18F flurodeoxyglucose positron emission tomography-computed tomography (18F FDG PET-CT) is widely used in the evaluation of patients with lung mass suspicious for malignancy. In addition to malignancy, a variety of benign neoplasms and inflammatory lesions can arise in the lungs, many of which show increased FDG concentration, thereby mimicking malignancy. Awareness of the common mimics of lung cancer and a thorough understanding of their key imaging characteristics on CT as well as FDG PET is helpful in narrowing the differential diagnosis, eventually leading to appropriate therapy.

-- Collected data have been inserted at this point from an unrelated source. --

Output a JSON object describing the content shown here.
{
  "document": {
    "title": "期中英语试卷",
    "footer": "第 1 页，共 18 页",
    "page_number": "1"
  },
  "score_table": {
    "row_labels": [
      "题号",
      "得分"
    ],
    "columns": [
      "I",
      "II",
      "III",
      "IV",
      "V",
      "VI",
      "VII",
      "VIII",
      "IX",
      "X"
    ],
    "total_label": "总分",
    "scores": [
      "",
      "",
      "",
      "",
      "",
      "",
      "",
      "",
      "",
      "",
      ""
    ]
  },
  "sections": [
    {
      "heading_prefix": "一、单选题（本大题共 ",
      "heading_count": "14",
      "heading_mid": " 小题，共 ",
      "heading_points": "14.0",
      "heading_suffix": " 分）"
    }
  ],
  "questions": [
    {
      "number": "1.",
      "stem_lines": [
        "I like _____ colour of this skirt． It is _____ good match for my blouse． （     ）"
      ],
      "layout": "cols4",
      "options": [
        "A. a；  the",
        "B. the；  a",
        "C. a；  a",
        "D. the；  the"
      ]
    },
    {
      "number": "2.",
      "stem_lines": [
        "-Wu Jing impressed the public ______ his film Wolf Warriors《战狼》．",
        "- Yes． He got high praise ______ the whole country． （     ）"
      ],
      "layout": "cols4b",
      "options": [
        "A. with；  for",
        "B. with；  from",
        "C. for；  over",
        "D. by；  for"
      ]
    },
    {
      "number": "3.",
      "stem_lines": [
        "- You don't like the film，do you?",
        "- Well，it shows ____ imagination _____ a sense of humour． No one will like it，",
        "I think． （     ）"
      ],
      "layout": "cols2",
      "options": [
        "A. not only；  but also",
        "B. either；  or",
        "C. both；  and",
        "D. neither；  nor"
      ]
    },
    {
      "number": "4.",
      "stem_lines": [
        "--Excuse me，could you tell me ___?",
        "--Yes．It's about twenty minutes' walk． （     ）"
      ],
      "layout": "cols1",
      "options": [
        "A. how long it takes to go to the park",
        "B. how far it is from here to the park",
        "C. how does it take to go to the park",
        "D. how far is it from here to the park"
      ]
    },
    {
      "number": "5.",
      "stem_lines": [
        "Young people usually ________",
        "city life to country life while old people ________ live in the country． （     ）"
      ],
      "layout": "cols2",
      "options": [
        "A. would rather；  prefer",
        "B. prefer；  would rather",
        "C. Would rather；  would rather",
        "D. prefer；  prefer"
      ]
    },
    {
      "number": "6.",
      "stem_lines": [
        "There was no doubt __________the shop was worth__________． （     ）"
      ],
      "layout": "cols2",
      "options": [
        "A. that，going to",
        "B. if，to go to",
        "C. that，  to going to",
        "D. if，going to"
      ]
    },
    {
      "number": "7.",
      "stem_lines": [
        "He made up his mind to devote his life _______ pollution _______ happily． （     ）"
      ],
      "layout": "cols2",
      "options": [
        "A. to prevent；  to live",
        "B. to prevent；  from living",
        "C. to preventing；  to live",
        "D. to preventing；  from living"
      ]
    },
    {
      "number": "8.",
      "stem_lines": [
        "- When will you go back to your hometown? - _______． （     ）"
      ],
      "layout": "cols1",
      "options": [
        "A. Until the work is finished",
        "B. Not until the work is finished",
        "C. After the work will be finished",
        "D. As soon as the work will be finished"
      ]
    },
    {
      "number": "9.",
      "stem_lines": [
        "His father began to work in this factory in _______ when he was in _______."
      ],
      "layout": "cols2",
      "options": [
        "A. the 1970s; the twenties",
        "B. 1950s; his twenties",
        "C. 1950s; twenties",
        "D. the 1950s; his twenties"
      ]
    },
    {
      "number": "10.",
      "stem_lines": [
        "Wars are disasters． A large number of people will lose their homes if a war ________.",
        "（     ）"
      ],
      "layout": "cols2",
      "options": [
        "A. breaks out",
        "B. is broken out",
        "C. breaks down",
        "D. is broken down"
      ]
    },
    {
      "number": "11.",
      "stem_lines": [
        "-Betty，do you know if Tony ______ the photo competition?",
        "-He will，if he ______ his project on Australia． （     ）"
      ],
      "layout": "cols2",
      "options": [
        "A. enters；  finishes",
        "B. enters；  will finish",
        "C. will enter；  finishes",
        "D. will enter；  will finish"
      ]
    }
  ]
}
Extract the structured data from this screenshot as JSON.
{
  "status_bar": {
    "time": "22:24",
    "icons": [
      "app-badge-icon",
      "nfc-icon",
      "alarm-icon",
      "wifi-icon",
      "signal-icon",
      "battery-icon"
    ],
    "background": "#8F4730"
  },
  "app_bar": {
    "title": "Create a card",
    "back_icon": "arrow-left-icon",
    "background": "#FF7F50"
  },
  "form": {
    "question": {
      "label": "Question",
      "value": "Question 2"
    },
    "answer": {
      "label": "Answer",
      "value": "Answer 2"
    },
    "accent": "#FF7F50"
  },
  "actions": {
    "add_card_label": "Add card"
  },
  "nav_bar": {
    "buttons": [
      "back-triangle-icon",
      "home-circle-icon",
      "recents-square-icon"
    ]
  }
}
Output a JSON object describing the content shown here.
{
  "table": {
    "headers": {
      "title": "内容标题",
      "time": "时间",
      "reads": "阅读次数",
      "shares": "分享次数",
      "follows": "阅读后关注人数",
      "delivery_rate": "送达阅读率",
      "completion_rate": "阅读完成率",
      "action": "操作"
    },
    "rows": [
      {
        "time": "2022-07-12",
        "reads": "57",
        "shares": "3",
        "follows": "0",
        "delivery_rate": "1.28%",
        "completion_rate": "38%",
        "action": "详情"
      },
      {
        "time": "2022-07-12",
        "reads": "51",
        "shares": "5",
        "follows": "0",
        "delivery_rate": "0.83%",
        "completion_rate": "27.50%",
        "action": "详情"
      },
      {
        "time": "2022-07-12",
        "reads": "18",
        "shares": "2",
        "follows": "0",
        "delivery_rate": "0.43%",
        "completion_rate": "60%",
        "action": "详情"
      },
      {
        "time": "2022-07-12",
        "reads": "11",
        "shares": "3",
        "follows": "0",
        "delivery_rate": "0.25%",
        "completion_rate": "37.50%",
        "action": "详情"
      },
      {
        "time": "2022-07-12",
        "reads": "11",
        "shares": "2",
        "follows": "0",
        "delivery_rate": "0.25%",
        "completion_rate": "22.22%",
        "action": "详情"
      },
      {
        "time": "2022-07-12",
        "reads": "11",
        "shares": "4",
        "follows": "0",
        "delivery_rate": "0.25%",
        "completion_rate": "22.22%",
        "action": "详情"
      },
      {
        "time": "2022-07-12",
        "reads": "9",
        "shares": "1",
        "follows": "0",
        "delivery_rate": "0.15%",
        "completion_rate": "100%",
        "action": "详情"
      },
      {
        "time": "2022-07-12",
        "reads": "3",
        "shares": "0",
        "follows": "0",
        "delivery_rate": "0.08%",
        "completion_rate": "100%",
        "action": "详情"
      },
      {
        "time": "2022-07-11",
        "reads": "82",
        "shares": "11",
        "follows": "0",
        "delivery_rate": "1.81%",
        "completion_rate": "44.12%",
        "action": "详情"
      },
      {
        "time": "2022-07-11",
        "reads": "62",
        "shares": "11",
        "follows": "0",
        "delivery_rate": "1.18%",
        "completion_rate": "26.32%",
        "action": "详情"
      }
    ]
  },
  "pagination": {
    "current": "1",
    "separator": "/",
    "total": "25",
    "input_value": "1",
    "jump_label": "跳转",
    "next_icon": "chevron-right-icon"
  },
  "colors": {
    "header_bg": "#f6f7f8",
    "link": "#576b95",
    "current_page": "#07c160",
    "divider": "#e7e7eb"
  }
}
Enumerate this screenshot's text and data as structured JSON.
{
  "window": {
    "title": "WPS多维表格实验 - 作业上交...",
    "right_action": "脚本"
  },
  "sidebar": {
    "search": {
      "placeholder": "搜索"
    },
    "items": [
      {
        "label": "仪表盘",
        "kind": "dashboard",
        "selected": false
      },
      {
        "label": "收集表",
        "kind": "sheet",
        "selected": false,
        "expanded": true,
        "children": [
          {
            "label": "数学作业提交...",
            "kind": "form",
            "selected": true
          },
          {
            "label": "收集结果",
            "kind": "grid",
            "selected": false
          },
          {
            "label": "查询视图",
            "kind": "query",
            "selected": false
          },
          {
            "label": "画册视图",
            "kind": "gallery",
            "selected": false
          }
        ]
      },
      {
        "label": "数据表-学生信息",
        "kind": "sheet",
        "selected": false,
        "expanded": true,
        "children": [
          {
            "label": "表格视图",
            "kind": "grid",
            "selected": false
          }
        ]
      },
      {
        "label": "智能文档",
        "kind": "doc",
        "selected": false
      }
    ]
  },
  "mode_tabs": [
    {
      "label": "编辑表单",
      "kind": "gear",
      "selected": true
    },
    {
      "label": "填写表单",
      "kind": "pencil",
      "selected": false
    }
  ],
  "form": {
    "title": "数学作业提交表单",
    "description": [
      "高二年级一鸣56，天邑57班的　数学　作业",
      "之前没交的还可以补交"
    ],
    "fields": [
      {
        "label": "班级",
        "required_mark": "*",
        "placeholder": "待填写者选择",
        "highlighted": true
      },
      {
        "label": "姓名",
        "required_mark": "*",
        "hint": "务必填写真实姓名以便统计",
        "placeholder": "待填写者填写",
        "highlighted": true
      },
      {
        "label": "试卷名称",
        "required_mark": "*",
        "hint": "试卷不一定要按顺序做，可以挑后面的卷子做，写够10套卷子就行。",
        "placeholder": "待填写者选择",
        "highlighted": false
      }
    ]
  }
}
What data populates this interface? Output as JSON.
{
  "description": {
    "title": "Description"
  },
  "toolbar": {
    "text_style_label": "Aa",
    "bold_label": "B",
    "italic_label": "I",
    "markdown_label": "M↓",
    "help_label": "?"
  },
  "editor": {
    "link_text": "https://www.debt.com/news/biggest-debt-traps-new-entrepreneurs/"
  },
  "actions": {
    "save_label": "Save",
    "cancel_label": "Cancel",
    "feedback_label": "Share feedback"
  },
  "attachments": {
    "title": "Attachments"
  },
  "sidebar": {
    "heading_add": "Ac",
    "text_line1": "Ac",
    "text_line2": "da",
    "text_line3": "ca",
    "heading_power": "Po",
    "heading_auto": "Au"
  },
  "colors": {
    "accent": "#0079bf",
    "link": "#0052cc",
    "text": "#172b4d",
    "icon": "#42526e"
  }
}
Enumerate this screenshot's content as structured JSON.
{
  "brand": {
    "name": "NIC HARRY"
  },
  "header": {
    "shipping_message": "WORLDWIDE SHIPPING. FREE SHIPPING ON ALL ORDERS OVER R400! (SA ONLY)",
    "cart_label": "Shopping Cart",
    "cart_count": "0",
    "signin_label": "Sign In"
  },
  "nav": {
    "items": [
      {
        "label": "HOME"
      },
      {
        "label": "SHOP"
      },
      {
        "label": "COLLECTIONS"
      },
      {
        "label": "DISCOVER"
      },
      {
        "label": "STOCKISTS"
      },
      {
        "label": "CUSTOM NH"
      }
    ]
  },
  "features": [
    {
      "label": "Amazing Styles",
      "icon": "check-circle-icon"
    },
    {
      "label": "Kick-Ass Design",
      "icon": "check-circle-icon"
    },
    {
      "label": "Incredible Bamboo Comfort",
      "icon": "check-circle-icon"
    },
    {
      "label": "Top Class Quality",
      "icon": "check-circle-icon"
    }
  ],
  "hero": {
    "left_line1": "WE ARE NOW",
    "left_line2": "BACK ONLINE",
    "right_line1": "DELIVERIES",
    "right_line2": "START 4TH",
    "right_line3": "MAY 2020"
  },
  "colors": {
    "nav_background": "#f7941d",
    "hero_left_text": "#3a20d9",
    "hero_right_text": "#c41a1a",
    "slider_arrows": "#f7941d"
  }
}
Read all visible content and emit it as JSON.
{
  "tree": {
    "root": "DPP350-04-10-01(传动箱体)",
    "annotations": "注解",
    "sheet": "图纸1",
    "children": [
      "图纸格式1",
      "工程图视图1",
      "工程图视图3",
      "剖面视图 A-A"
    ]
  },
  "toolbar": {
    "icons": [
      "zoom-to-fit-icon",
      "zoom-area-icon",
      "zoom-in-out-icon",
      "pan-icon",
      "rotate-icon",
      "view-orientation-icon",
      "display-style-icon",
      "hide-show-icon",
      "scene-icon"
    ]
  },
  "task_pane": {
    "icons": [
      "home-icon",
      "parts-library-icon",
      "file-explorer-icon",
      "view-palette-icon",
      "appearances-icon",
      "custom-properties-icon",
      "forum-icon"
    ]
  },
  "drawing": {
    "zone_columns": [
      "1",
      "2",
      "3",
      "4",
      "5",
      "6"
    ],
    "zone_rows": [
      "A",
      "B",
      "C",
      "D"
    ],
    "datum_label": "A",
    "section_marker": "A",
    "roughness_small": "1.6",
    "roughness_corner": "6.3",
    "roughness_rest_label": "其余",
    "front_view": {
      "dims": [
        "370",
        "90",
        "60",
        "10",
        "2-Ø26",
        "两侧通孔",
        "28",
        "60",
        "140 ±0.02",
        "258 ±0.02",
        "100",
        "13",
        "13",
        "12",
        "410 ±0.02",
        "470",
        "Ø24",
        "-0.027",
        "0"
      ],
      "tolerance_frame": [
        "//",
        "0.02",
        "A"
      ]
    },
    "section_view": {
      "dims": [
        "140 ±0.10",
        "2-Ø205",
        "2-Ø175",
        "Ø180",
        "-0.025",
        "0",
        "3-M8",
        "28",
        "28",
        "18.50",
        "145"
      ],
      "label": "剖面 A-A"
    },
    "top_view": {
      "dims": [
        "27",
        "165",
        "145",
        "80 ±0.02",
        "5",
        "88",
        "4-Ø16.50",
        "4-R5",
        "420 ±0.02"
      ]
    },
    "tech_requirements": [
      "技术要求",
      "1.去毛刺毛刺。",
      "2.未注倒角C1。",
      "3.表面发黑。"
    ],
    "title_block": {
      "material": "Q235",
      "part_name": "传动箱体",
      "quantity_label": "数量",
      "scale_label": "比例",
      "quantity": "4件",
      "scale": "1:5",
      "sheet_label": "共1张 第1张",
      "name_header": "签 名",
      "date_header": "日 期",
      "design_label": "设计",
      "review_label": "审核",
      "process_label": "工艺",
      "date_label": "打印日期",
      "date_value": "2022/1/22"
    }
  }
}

In this article, we enlist these mimics and discuss their metabolic and morphologic characteristics and provide a pathophysiological basis for their FDG uptake.

Keywords

18F flurodeoxyglucose positron emission tomography-computed tomography

lung mass

mimicking malignancy

unusual histologies

Show Related Articles from PubMed

Introduction

18F flurodeoxyglucose positron emission tomography-computed tomography (18F FDG PET-CT) is an established modality in the evaluation of lung masses, especially in patients with suspected carcinoma lung.[1] A variety of benign neoplasms and inflammatory lesions can arise in the lungs, many of which show increased FDG concentration, thereby mimicking malignancy. In this article, we enlist these mimics [Table 1] and discuss their metabolic and morphologic characteristics and provide a pathophysiological basis for their FDG uptake.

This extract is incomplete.